After FINALLY graduating, I relentlessly applied to any job I was even mildly qualified for. I probably spend 20-30 hours writing cover letters and revamping my resume, which paid off when I was offered a job as an Editor. (!!!) I don’t think I’ve had a weekend off for about 5 years, so this whole “real, adult job thing” is going to be surprising and probably a bit overwhelming. This is partly due to the fact that I have always held high-stress, low-intelligence jobs where my primary duty was to suck up to people as much as possible so I could force them to give me perhaps $1 more as a tip. So, yeah, pretty important.

On a side note: I don’t think tips should be counted as part of the wage. I certainly never think of tips as such, and I find it offensive that the government taxes me on something that I only buy beer with. I mean, that stuff is already taxed like crazy. But I digress.

One thing I noticed from working at service jobs is that most everyone is incessantly bitter and incestuous. What I mean by this is that no one outside food/booze service jobs can possible understand how awful that sort of job really is, and they can only confide in other restaurant workers about how much other people suck. Not to mention the alcohol and hangovers, which are both the best and worst part of working in a restaurant. There is nothing like going to get “one” drink at the bar and then all of a sudden the bar is closing while you realize you need to look presentable in the morning. And since servers are unbelievably good at getting other people to drink more (think: bill vs tip), it can be extremely difficult to turn down a drink offer from a fellow server.

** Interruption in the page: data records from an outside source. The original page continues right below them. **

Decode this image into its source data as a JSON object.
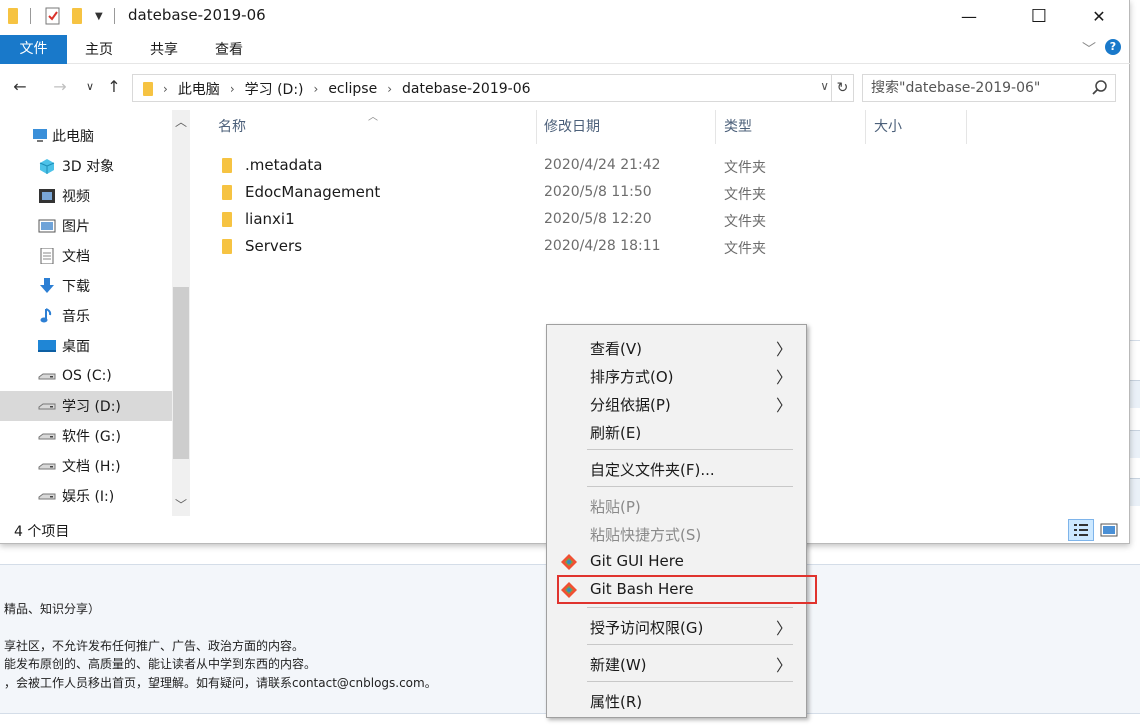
{
  "window": {
    "title": "datebase-2019-06",
    "controls": {
      "minimize": "—",
      "maximize": "☐",
      "close": "✕"
    }
  },
  "ribbon": {
    "tabs": [
      {
        "label": "文件",
        "active": true
      },
      {
        "label": "主页"
      },
      {
        "label": "共享"
      },
      {
        "label": "查看"
      }
    ]
  },
  "address": {
    "crumbs": [
      "此电脑",
      "学习 (D:)",
      "eclipse",
      "datebase-2019-06"
    ],
    "search_placeholder": "搜索\"datebase-2019-06\""
  },
  "nav": {
    "items": [
      {
        "label": "此电脑",
        "icon": "computer-icon"
      },
      {
        "label": "3D 对象",
        "icon": "3d-objects-icon"
      },
      {
        "label": "视频",
        "icon": "video-icon"
      },
      {
        "label": "图片",
        "icon": "pictures-icon"
      },
      {
        "label": "文档",
        "icon": "documents-icon"
      },
      {
        "label": "下载",
        "icon": "download-icon"
      },
      {
        "label": "音乐",
        "icon": "music-icon"
      },
      {
        "label": "桌面",
        "icon": "desktop-icon"
      },
      {
        "label": "OS (C:)",
        "icon": "drive-icon"
      },
      {
        "label": "学习 (D:)",
        "icon": "drive-icon",
        "selected": true
      },
      {
        "label": "软件 (G:)",
        "icon": "drive-icon"
      },
      {
        "label": "文档 (H:)",
        "icon": "drive-icon"
      },
      {
        "label": "娱乐 (I:)",
        "icon": "drive-icon"
      }
    ]
  },
  "filelist": {
    "columns": [
      "名称",
      "修改日期",
      "类型",
      "大小"
    ],
    "rows": [
      {
        "name": ".metadata",
        "modified": "2020/4/24 21:42",
        "type": "文件夹"
      },
      {
        "name": "EdocManagement",
        "modified": "2020/5/8 11:50",
        "type": "文件夹"
      },
      {
        "name": "lianxi1",
        "modified": "2020/5/8 12:20",
        "type": "文件夹"
      },
      {
        "name": "Servers",
        "modified": "2020/4/28 18:11",
        "type": "文件夹"
      }
    ]
  },
  "status": {
    "text": "4 个项目"
  },
  "context_menu": {
    "items": [
      {
        "label": "查看(V)",
        "submenu": true
      },
      {
        "label": "排序方式(O)",
        "submenu": true
      },
      {
        "label": "分组依据(P)",
        "submenu": true
      },
      {
        "label": "刷新(E)"
      },
      {
        "label": "自定义文件夹(F)..."
      },
      {
        "label": "粘贴(P)",
        "disabled": true
      },
      {
        "label": "粘贴快捷方式(S)",
        "disabled": true
      },
      {
        "label": "Git GUI Here",
        "icon": "git-icon"
      },
      {
        "label": "Git Bash Here",
        "icon": "git-icon",
        "highlighted": true
      },
      {
        "label": "授予访问权限(G)",
        "submenu": true
      },
      {
        "label": "新建(W)",
        "submenu": true
      },
      {
        "label": "属性(R)"
      }
    ]
  },
  "background_page": {
    "lines": [
      "精品、知识分享）",
      "享社区，不允许发布任何推广、广告、政治方面的内容。",
      "能发布原创的、高质量的、能让读者从中学到东西的内容。",
      "，会被工作人员移出首页，望理解。如有疑问，请联系contact@cnblogs.com。"
    ]
  },
  "colors": {
    "accent": "#1979ca",
    "highlight_box": "#e0332e",
    "folder": "#f6c342"
  }
}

After getting a job, I decided I no longer had to be responsible with money and thus could go to Las Vegas for my 23rd birthday. Of course, as soon as I saw the price of sunscreen in Las Vegas, I immediately regretted my decision to not care about money. But, alas, it was too late.  I got a rather hilarious-looking sunburn on my legs that looks like I have giant bruises all over one side of each leg. Truly a beautiful tan. People keep asking me where my tan is at, and since Zack and I probably spent $40 on sunscreen while we were in Vegas (uh-hem, for only TWO days), I am proud to only have the disgusting tan on my legs to show. I guess that’s what I get for only reapplying the sunscreen every 40 minutes instead of every 25 minutes.

And then there’s the dentist. I have a love/hate relationship with my dentist because he’s a bit too honest and a little expressive in the eyebrow area. He is forcing me to get my wisdom teeth out tomorrow—which I am absolutely terrified about—and won’t let me come back until they are put to rest (so to speak). There is only one thing I am more disgusted by than needles, which is heights. But either way.

Last time I was at the dentist, he kept waving around a needle the size of a shotgun and when he finally started giving me the shot he suddenly stopped and asked me if I was feeling ok. WAS HE SERIOUS? No, I was at the dentist, and I hated every moment. He kindly explained that he thought I might “pass out,” and so he left the room to let me “breath.” I wasn’t sure what that meant, as I was more concerned after he left as to what he meant, and whether I really was going to pass out. It reminded me of Bill Cosby in this:

Anyway, so my dentist is forcing me to get my wisdom teeth out, and I think the biggest problem I am going to encounter is the IV they are planning to stick in my arm. The woman actually had the balls to call me today and tell me to wear a short-sleeve shirt. What the hell is wrong with this lady? It’s like she wanted to make me sick for two days before the appointment and then the required sickness afterward, too. I know I’m just going to sit in my apartment and watch junk television for the next couple of days and eat ice cream until I puke, all the while remembering that disgusting needle, which will subsequently cause me to loose my appetite. Perhaps getting my wisdom teeth out will be a great diet (of only ice cream?).